The naïve division (used in many early computers) was to repeatedly:

The LARC was a decimal machine. At the beginning of a divide it would compute two times the divisor (I recall) and in each clock cycle (500 ns) compare the divisor and twice the divisor with the current remainder. This produced two quotient bits per clock. It took two clocks per quotient digit. No carry propagation is required to multiply or divide a decimal number by two!

The CDC 6600 did just about the same thing. Being binary, it produced two quotient bits per clock (100 ns).

Each cycle the Stretch (IBM 7030) did a table lookup using several bits of remainder and several bits of dividend. The result was an approximation of the next several bits of quotient. I think that it was guaranteed to produce four bits of quotient each cycle (300 ns) but would take advantage of up to nine bits when luck prevailed. It averaged about six bits per cycle.

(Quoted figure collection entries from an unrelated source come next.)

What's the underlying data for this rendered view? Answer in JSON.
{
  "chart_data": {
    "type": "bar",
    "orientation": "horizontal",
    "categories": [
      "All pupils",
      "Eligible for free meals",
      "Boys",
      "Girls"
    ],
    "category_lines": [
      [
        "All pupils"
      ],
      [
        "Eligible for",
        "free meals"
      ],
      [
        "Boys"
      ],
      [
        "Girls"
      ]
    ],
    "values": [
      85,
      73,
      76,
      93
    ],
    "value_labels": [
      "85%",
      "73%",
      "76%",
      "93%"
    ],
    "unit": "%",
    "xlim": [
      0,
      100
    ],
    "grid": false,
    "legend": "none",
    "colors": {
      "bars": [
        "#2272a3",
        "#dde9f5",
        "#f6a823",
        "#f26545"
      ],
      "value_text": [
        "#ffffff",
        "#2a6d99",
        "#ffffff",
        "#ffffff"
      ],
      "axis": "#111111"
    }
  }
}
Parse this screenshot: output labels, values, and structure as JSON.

The Illiac II is rumored to have done non restoring division without performing carry assimilation each cycle. In other words the running remainder was expressed redundantly. I know no other details (not even these!). It seems that they could have done carry assimilation on say the top ten bits so as to see farther ahead. (Wikipedia says that the Illiac II divide was designed by Robertson who co-invented the SRT division algorithm. This fits my rumor.)

The IBM/360 model 91 did a table look up on the high bits of the divisor at the beginning of the divide. This provided a few bits, n, of approximation to the reciprocal of the divisor. Numerator and denominator were multiplied by this so that the divisor of the resulting division problem would be close to one. This makes guessing quotient bits trivial. (divide 3.141593 by .999543.) This resulted in a quotient that might be one off. This was documented.

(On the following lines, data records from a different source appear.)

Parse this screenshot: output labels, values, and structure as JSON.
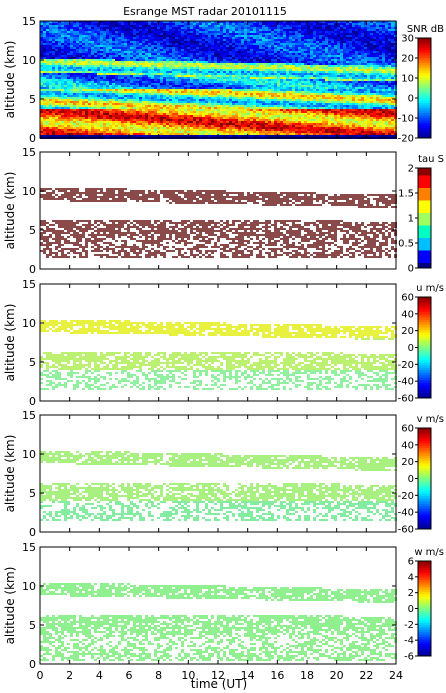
{
  "title": "Esrange MST radar 20101115",
  "xlabel": "time (UT)",
  "colors": {
    "jet": [
      "#00008f",
      "#0000ff",
      "#0080ff",
      "#00ffff",
      "#80ff80",
      "#ffff00",
      "#ff8000",
      "#ff0000",
      "#800000"
    ],
    "tau": [
      "#000080",
      "#0000ff",
      "#00bfff",
      "#00ffc0",
      "#a0ff60",
      "#ffff00",
      "#ff8000",
      "#ff0000",
      "#8b0000"
    ],
    "tau_echo": "#8b4a4a",
    "u_echo_high": "#e8f040",
    "u_echo_low": "#90f0a0",
    "v_echo": "#a8f080",
    "w_echo": "#90f090"
  },
  "chart_data": [
    {
      "type": "heatmap",
      "id": "snr",
      "xlim": [
        0,
        24
      ],
      "ylim": [
        0,
        15
      ],
      "xticks": [
        0,
        2,
        4,
        6,
        8,
        10,
        12,
        14,
        16,
        18,
        20,
        22,
        24
      ],
      "yticks": [
        0,
        5,
        10,
        15
      ],
      "ylabel": "altitude (km)",
      "colorbar": {
        "label": "SNR dB",
        "ticks": [
          30,
          20,
          10,
          0,
          -10,
          -20
        ],
        "range": [
          -20,
          30
        ]
      },
      "features": [
        {
          "alt_range": [
            0.5,
            3.5
          ],
          "value_range": [
            20,
            28
          ]
        },
        {
          "alt_range": [
            3.5,
            6
          ],
          "value_range": [
            5,
            15
          ]
        },
        {
          "alt_range": [
            8.5,
            10
          ],
          "value_range": [
            0,
            10
          ]
        },
        {
          "alt_range": [
            10,
            15
          ],
          "value_range": [
            -15,
            -5
          ]
        }
      ]
    },
    {
      "type": "heatmap",
      "id": "tau",
      "xlim": [
        0,
        24
      ],
      "ylim": [
        0,
        15
      ],
      "xticks": [
        0,
        2,
        4,
        6,
        8,
        10,
        12,
        14,
        16,
        18,
        20,
        22,
        24
      ],
      "yticks": [
        0,
        5,
        10,
        15
      ],
      "ylabel": "altitude (km)",
      "colorbar": {
        "label": "tau S",
        "ticks": [
          2,
          1.5,
          1,
          0.5,
          0
        ],
        "range": [
          0,
          2
        ]
      },
      "features": [
        {
          "alt_range": [
            8.8,
            10.5
          ],
          "value": 2
        },
        {
          "alt_range": [
            3,
            6.5
          ],
          "value": 2
        },
        {
          "alt_range": [
            1.5,
            3
          ],
          "value": 2
        }
      ]
    },
    {
      "type": "heatmap",
      "id": "u",
      "xlim": [
        0,
        24
      ],
      "ylim": [
        0,
        15
      ],
      "xticks": [
        0,
        2,
        4,
        6,
        8,
        10,
        12,
        14,
        16,
        18,
        20,
        22,
        24
      ],
      "yticks": [
        0,
        5,
        10,
        15
      ],
      "ylabel": "altitude (km)",
      "colorbar": {
        "label": "u m/s",
        "ticks": [
          60,
          40,
          20,
          0,
          -20,
          -40,
          -60
        ],
        "range": [
          -60,
          60
        ]
      },
      "features": [
        {
          "alt_range": [
            8.8,
            10.5
          ],
          "value": 20
        },
        {
          "alt_range": [
            4,
            6.5
          ],
          "value": 10
        },
        {
          "alt_range": [
            2,
            4
          ],
          "value": -5
        }
      ]
    },
    {
      "type": "heatmap",
      "id": "v",
      "xlim": [
        0,
        24
      ],
      "ylim": [
        0,
        15
      ],
      "xticks": [
        0,
        2,
        4,
        6,
        8,
        10,
        12,
        14,
        16,
        18,
        20,
        22,
        24
      ],
      "yticks": [
        0,
        5,
        10,
        15
      ],
      "ylabel": "altitude (km)",
      "colorbar": {
        "label": "v m/s",
        "ticks": [
          60,
          40,
          20,
          0,
          -20,
          -40,
          -60
        ],
        "range": [
          -60,
          60
        ]
      },
      "features": [
        {
          "alt_range": [
            8.8,
            10.5
          ],
          "value": 5
        },
        {
          "alt_range": [
            4,
            6.5
          ],
          "value": 5
        },
        {
          "alt_range": [
            2,
            4
          ],
          "value": -5
        }
      ]
    },
    {
      "type": "heatmap",
      "id": "w",
      "xlim": [
        0,
        24
      ],
      "ylim": [
        0,
        15
      ],
      "xticks": [
        0,
        2,
        4,
        6,
        8,
        10,
        12,
        14,
        16,
        18,
        20,
        22,
        24
      ],
      "yticks": [
        0,
        5,
        10,
        15
      ],
      "ylabel": "altitude (km)",
      "colorbar": {
        "label": "w m/s",
        "ticks": [
          6,
          4,
          2,
          0,
          -2,
          -4,
          -6
        ],
        "range": [
          -6,
          6
        ]
      },
      "features": [
        {
          "alt_range": [
            8.8,
            10.5
          ],
          "value": 0
        },
        {
          "alt_range": [
            0.5,
            6.5
          ],
          "value": 0
        }
      ]
    }
  ]
}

The IBM/360 195 fixed the 91 problem. Again with n being a few bit approximation to the reciprocal of B, the division problem A/B is replaced with nA/nB. The modified division problem discarded no bits. A/B rounded down to an integer is always the same as nA/nB rounded down. Floating point needed no remainder, which this scheme could not produce!

Machines from Cray Research didn’t divide directly. There was a command that produced an approximate reciprocal. The result bits that did not carry correct reciprocal values, carried information that another command could use to produce an accurate reciprocal of the original number. If a division was really necessary the compiled code would multiply the numerator by the reciprocal of the divisor. A general division took three instructions, which could be scheduled by a compiler.

The Motorola AltiVec architecture uses this scheme.

I would guess that the Pentium used tables like the 195. I have heard that the problem was tracked down to an error when someone cut and pasted some table from an earlier design. I now (2006) have better information. There was a proof that the division algorithm was correct. This was an excuse not the check that part of the design as carefully as they might have. It seems no one read the proof carefully. After the error was discovered, they found the bug in the proof.